Migration projects are often initiated with the objective to save on operational cost. And due to the ridiculous price of keeping a mainframe going the business case is often very attractive. The savings from this alone leads to the decision to do a one-to-one conversion to a lower cost platform such as .NET. From my experience this is the first mistake.
One-to-one conversions do not exist.
The temptation to extend the system as it is being rewritten is simply too great, and many times there will be ample opportunity to simplify it and remove bugs as well.
The problem in migrating mainframes is knowing what the old system does and more importantly why.

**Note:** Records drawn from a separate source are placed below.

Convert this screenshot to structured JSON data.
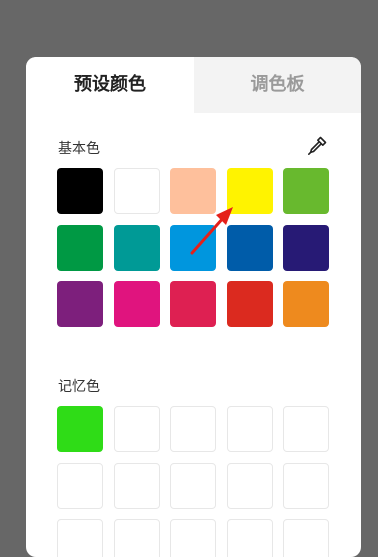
{
  "tabs": {
    "preset_label": "预设颜色",
    "palette_label": "调色板"
  },
  "basic": {
    "label": "基本色",
    "picker_icon": "eyedropper-icon",
    "colors": [
      "#000000",
      "#ffffff",
      "#fec09c",
      "#fff300",
      "#68b92e",
      "#009944",
      "#009a96",
      "#0096de",
      "#005ca9",
      "#271a75",
      "#7d1f7c",
      "#e0147e",
      "#de2052",
      "#db2a1f",
      "#ee8a1e"
    ]
  },
  "memory": {
    "label": "记忆色",
    "colors": [
      "#2fdc17",
      "",
      "",
      "",
      "",
      "",
      "",
      "",
      "",
      "",
      "",
      "",
      "",
      "",
      ""
    ]
  },
  "annotation": {
    "arrow_color": "#e5201a"
  }
}
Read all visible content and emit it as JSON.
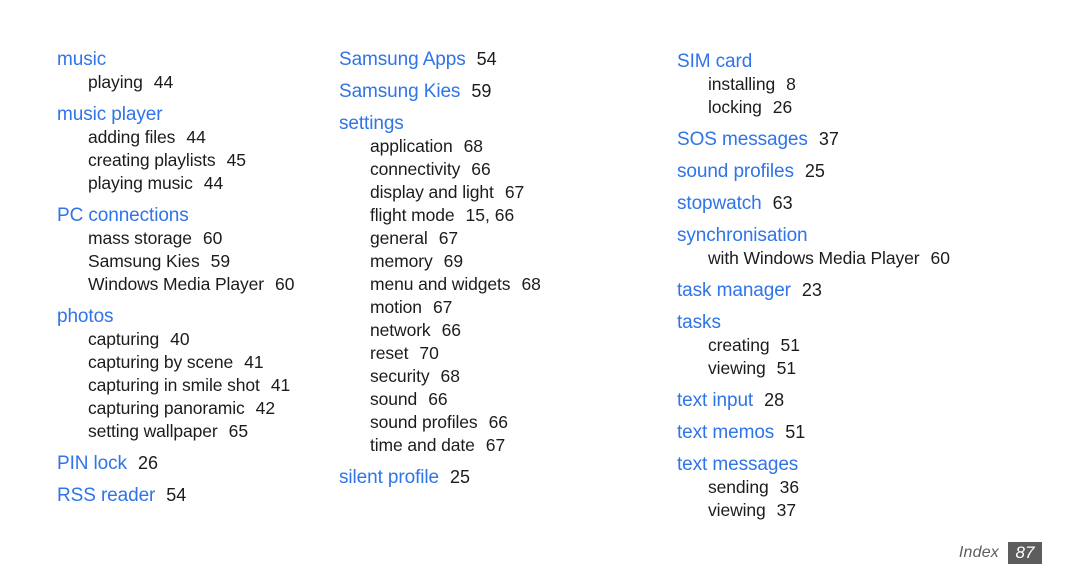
{
  "page": {
    "type": "index-page",
    "background_color": "#ffffff",
    "heading_color": "#2f74e8",
    "text_color": "#1c1c1c",
    "footer_box_color": "#5d5d5d"
  },
  "footer": {
    "label": "Index",
    "page_number": "87"
  },
  "columns": [
    {
      "id": "column-1",
      "groups": [
        {
          "heading": "music",
          "heading_page": "",
          "entries": [
            {
              "label": "playing",
              "page": "44"
            }
          ]
        },
        {
          "heading": "music player",
          "heading_page": "",
          "entries": [
            {
              "label": "adding files",
              "page": "44"
            },
            {
              "label": "creating playlists",
              "page": "45"
            },
            {
              "label": "playing music",
              "page": "44"
            }
          ]
        },
        {
          "heading": "PC connections",
          "heading_page": "",
          "entries": [
            {
              "label": "mass storage",
              "page": "60"
            },
            {
              "label": "Samsung Kies",
              "page": "59"
            },
            {
              "label": "Windows Media Player",
              "page": "60"
            }
          ]
        },
        {
          "heading": "photos",
          "heading_page": "",
          "entries": [
            {
              "label": "capturing",
              "page": "40"
            },
            {
              "label": "capturing by scene",
              "page": "41"
            },
            {
              "label": "capturing in smile shot",
              "page": "41"
            },
            {
              "label": "capturing panoramic",
              "page": "42"
            },
            {
              "label": "setting wallpaper",
              "page": "65"
            }
          ]
        },
        {
          "heading": "PIN lock",
          "heading_page": "26",
          "entries": []
        },
        {
          "heading": "RSS reader",
          "heading_page": "54",
          "entries": []
        }
      ]
    },
    {
      "id": "column-2",
      "groups": [
        {
          "heading": "Samsung Apps",
          "heading_page": "54",
          "entries": []
        },
        {
          "heading": "Samsung Kies",
          "heading_page": "59",
          "entries": []
        },
        {
          "heading": "settings",
          "heading_page": "",
          "entries": [
            {
              "label": "application",
              "page": "68"
            },
            {
              "label": "connectivity",
              "page": "66"
            },
            {
              "label": "display and light",
              "page": "67"
            },
            {
              "label": "flight mode",
              "page": "15, 66"
            },
            {
              "label": "general",
              "page": "67"
            },
            {
              "label": "memory",
              "page": "69"
            },
            {
              "label": "menu and widgets",
              "page": "68"
            },
            {
              "label": "motion",
              "page": "67"
            },
            {
              "label": "network",
              "page": "66"
            },
            {
              "label": "reset",
              "page": "70"
            },
            {
              "label": "security",
              "page": "68"
            },
            {
              "label": "sound",
              "page": "66"
            },
            {
              "label": "sound profiles",
              "page": "66"
            },
            {
              "label": "time and date",
              "page": "67"
            }
          ]
        },
        {
          "heading": "silent profile",
          "heading_page": "25",
          "entries": []
        }
      ]
    },
    {
      "id": "column-3",
      "groups": [
        {
          "heading": "SIM card",
          "heading_page": "",
          "entries": [
            {
              "label": "installing",
              "page": "8"
            },
            {
              "label": "locking",
              "page": "26"
            }
          ]
        },
        {
          "heading": "SOS messages",
          "heading_page": "37",
          "entries": []
        },
        {
          "heading": "sound profiles",
          "heading_page": "25",
          "entries": []
        },
        {
          "heading": "stopwatch",
          "heading_page": "63",
          "entries": []
        },
        {
          "heading": "synchronisation",
          "heading_page": "",
          "entries": [
            {
              "label": "with Windows Media Player",
              "page": "60"
            }
          ]
        },
        {
          "heading": "task manager",
          "heading_page": "23",
          "entries": []
        },
        {
          "heading": "tasks",
          "heading_page": "",
          "entries": [
            {
              "label": "creating",
              "page": "51"
            },
            {
              "label": "viewing",
              "page": "51"
            }
          ]
        },
        {
          "heading": "text input",
          "heading_page": "28",
          "entries": []
        },
        {
          "heading": "text memos",
          "heading_page": "51",
          "entries": []
        },
        {
          "heading": "text messages",
          "heading_page": "",
          "entries": [
            {
              "label": "sending",
              "page": "36"
            },
            {
              "label": "viewing",
              "page": "37"
            }
          ]
        }
      ]
    }
  ]
}
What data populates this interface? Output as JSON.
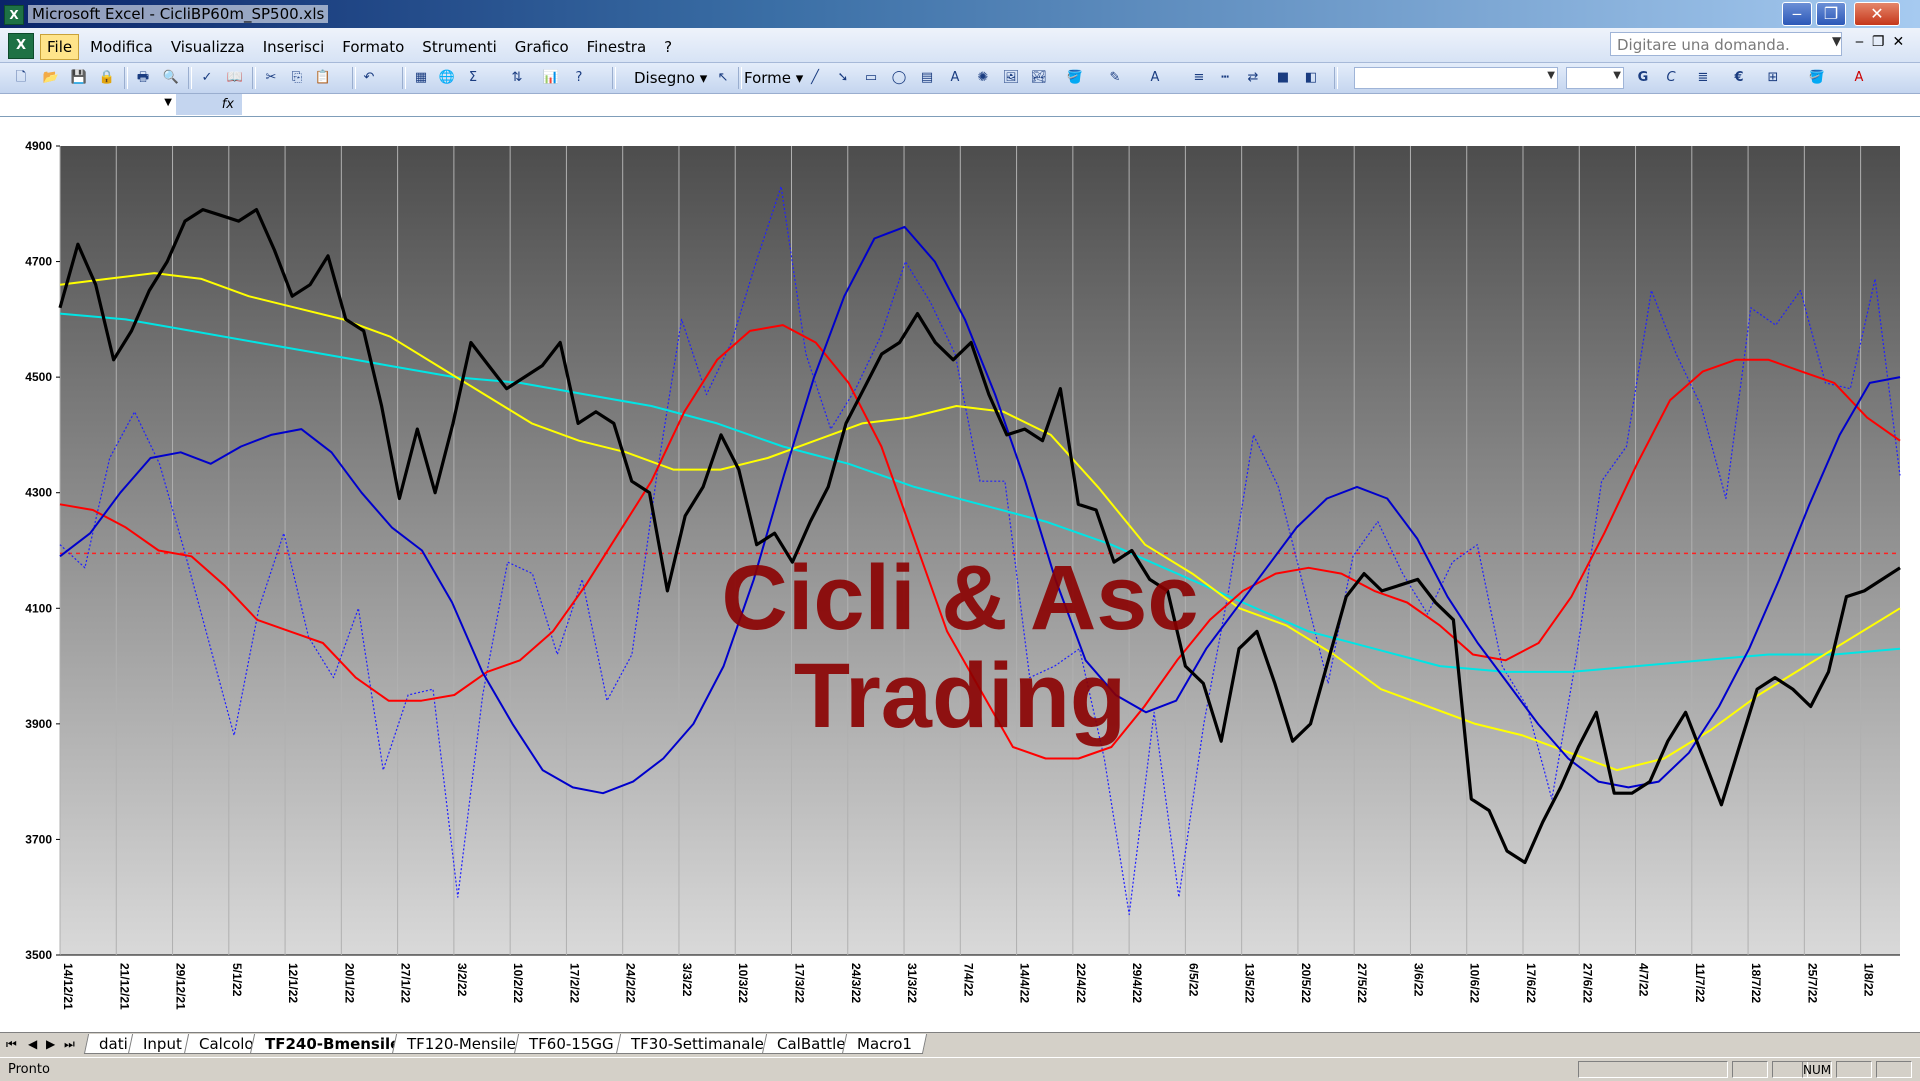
{
  "window": {
    "title": "Microsoft Excel - CicliBP60m_SP500.xls",
    "minimize": "‒",
    "maximize": "❐",
    "close": "✕"
  },
  "menubar": {
    "items": [
      "File",
      "Modifica",
      "Visualizza",
      "Inserisci",
      "Formato",
      "Strumenti",
      "Grafico",
      "Finestra",
      "?"
    ],
    "active_index": 0,
    "help_placeholder": "Digitare una domanda.",
    "doc_buttons": [
      "‒",
      "❐",
      "✕"
    ]
  },
  "toolbar": {
    "draw_label": "Disegno",
    "shapes_label": "Forme",
    "bold": "G",
    "italic": "C",
    "euro": "€",
    "sigma": "Σ"
  },
  "formula_bar": {
    "fx": "fx"
  },
  "chart": {
    "watermark_line1": "Cicli & Asc",
    "watermark_line2": "Trading"
  },
  "chart_data": {
    "type": "line",
    "title": "",
    "xlabel": "",
    "ylabel": "",
    "ylim": [
      3500,
      4900
    ],
    "yticks": [
      3500,
      3700,
      3900,
      4100,
      4300,
      4500,
      4700,
      4900
    ],
    "xticks": [
      "14/12/21",
      "21/12/21",
      "29/12/21",
      "5/1/22",
      "12/1/22",
      "20/1/22",
      "27/1/22",
      "3/2/22",
      "10/2/22",
      "17/2/22",
      "24/2/22",
      "3/3/22",
      "10/3/22",
      "17/3/22",
      "24/3/22",
      "31/3/22",
      "7/4/22",
      "14/4/22",
      "22/4/22",
      "29/4/22",
      "6/5/22",
      "13/5/22",
      "20/5/22",
      "27/5/22",
      "3/6/22",
      "10/6/22",
      "17/6/22",
      "27/6/22",
      "4/7/22",
      "11/7/22",
      "18/7/22",
      "25/7/22",
      "1/8/22"
    ],
    "reference_line": 4195,
    "series": [
      {
        "color": "#000000",
        "style": "solid",
        "values": [
          4620,
          4730,
          4660,
          4530,
          4580,
          4650,
          4700,
          4770,
          4790,
          4780,
          4770,
          4790,
          4720,
          4640,
          4660,
          4710,
          4600,
          4580,
          4450,
          4290,
          4410,
          4300,
          4420,
          4560,
          4520,
          4480,
          4500,
          4520,
          4560,
          4420,
          4440,
          4420,
          4320,
          4300,
          4130,
          4260,
          4310,
          4400,
          4340,
          4210,
          4230,
          4180,
          4250,
          4310,
          4420,
          4480,
          4540,
          4560,
          4610,
          4560,
          4530,
          4560,
          4470,
          4400,
          4410,
          4390,
          4480,
          4280,
          4270,
          4180,
          4200,
          4150,
          4130,
          4000,
          3970,
          3870,
          4030,
          4060,
          3970,
          3870,
          3900,
          4010,
          4120,
          4160,
          4130,
          4140,
          4150,
          4110,
          4080,
          3770,
          3750,
          3680,
          3660,
          3730,
          3790,
          3860,
          3920,
          3780,
          3780,
          3800,
          3870,
          3920,
          3840,
          3760,
          3860,
          3960,
          3980,
          3960,
          3930,
          3990,
          4120,
          4130,
          4150,
          4170
        ]
      },
      {
        "color": "#0000cc",
        "style": "solid",
        "values": [
          4190,
          4230,
          4300,
          4360,
          4370,
          4350,
          4380,
          4400,
          4410,
          4370,
          4300,
          4240,
          4200,
          4110,
          3990,
          3900,
          3820,
          3790,
          3780,
          3800,
          3840,
          3900,
          4000,
          4150,
          4330,
          4500,
          4640,
          4740,
          4760,
          4700,
          4600,
          4470,
          4320,
          4150,
          4010,
          3950,
          3920,
          3940,
          4030,
          4100,
          4170,
          4240,
          4290,
          4310,
          4290,
          4220,
          4120,
          4040,
          3970,
          3900,
          3840,
          3800,
          3790,
          3800,
          3850,
          3930,
          4030,
          4150,
          4280,
          4400,
          4490,
          4500
        ]
      },
      {
        "color": "#ff0000",
        "style": "solid",
        "values": [
          4280,
          4270,
          4240,
          4200,
          4190,
          4140,
          4080,
          4060,
          4040,
          3980,
          3940,
          3940,
          3950,
          3990,
          4010,
          4060,
          4140,
          4230,
          4320,
          4440,
          4530,
          4580,
          4590,
          4560,
          4490,
          4380,
          4220,
          4060,
          3960,
          3860,
          3840,
          3840,
          3860,
          3930,
          4010,
          4080,
          4130,
          4160,
          4170,
          4160,
          4130,
          4110,
          4070,
          4020,
          4010,
          4040,
          4120,
          4230,
          4350,
          4460,
          4510,
          4530,
          4530,
          4510,
          4490,
          4430,
          4390
        ]
      },
      {
        "color": "#ffff00",
        "style": "solid",
        "values": [
          4660,
          4670,
          4680,
          4670,
          4640,
          4620,
          4600,
          4570,
          4520,
          4470,
          4420,
          4390,
          4370,
          4340,
          4340,
          4360,
          4390,
          4420,
          4430,
          4450,
          4440,
          4400,
          4310,
          4210,
          4160,
          4100,
          4070,
          4020,
          3960,
          3930,
          3900,
          3880,
          3850,
          3820,
          3840,
          3890,
          3950,
          4000,
          4050,
          4100
        ]
      },
      {
        "color": "#00e5e5",
        "style": "solid",
        "values": [
          4610,
          4600,
          4580,
          4560,
          4540,
          4520,
          4500,
          4490,
          4470,
          4450,
          4420,
          4380,
          4350,
          4310,
          4280,
          4250,
          4210,
          4160,
          4110,
          4060,
          4030,
          4000,
          3990,
          3990,
          4000,
          4010,
          4020,
          4020,
          4030
        ]
      },
      {
        "color": "#2020ff",
        "style": "dotted",
        "values": [
          4210,
          4170,
          4360,
          4440,
          4350,
          4200,
          4040,
          3880,
          4100,
          4230,
          4050,
          3980,
          4100,
          3820,
          3950,
          3960,
          3600,
          3950,
          4180,
          4160,
          4020,
          4150,
          3940,
          4020,
          4330,
          4600,
          4470,
          4560,
          4700,
          4830,
          4540,
          4410,
          4480,
          4570,
          4700,
          4630,
          4540,
          4320,
          4320,
          3980,
          4000,
          4030,
          3840,
          3570,
          3920,
          3600,
          3900,
          4130,
          4400,
          4310,
          4140,
          3970,
          4190,
          4250,
          4160,
          4090,
          4180,
          4210,
          4000,
          3930,
          3770,
          4020,
          4320,
          4380,
          4650,
          4540,
          4450,
          4290,
          4620,
          4590,
          4650,
          4490,
          4480,
          4670,
          4330
        ]
      }
    ]
  },
  "sheets": {
    "tabs": [
      "dati",
      "Input",
      "Calcolo",
      "TF240-Bmensile",
      "TF120-Mensile",
      "TF60-15GG",
      "TF30-Settimanale",
      "CalBattle",
      "Macro1"
    ],
    "active_index": 3,
    "nav": [
      "⏮",
      "◀",
      "▶",
      "⏭"
    ]
  },
  "status": {
    "text": "Pronto",
    "num": "NUM"
  }
}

Many times it will include a number of business rules that may or may no longer have any relevance. They may be hacks to compensate for a specific data quality issue 15 years ago. Or they may be of critical importance even today. You will be surprise how often someone will dig out the source code to the legacy system and tell you what it is doing without being able to specify why.
Knowing the current business requirements is the central issue.
Additionally, since mainframe systems are usually thought of as a database there is a tendency to build the new system from the database and up. Often the old system will be described in terms of its database schema and this will be used as the foundation for the new system. This is an anti-pattern. Instead we should focus on the business requirements and design a proper architecture and a new database to fit this.
On top of this the quality of data in legacy systems is often somewhat lacking. Therefore the ability to migrate data from the legacy system to the new system is paramount. If you have any DBAs on your team you will be tempted to do the database migration by writing to the database without going trough the new application. It is important to resist this urge since it either gives you invalid data if the data quality is low, or forces you to implement the semantic validity business rule checking in both the data migration code and in the mainline application leading to duplicated effort and the possibility of inconsistencies.
Data migration should be done through the new object model. And it should evolve concurrently with the rest of the application.
To sum it up: when you do migration projects, remember these points:
- DO allocate plenty of resources to uncover the requirements.
- DO allocate some effort to do some business process reengineering to simplify things.
- DO build it iteratively - you will be surprised by how much effort goes into figuring out the requirements so it is better to learn this quickly than missing a huge deliverable much later. By learning early you have more time to adjust scope and schedule.
- DO design the system from the top-down from the business perspective, not from the database and up.
- DO include the data migration effort in the main project and deliver it incrementally.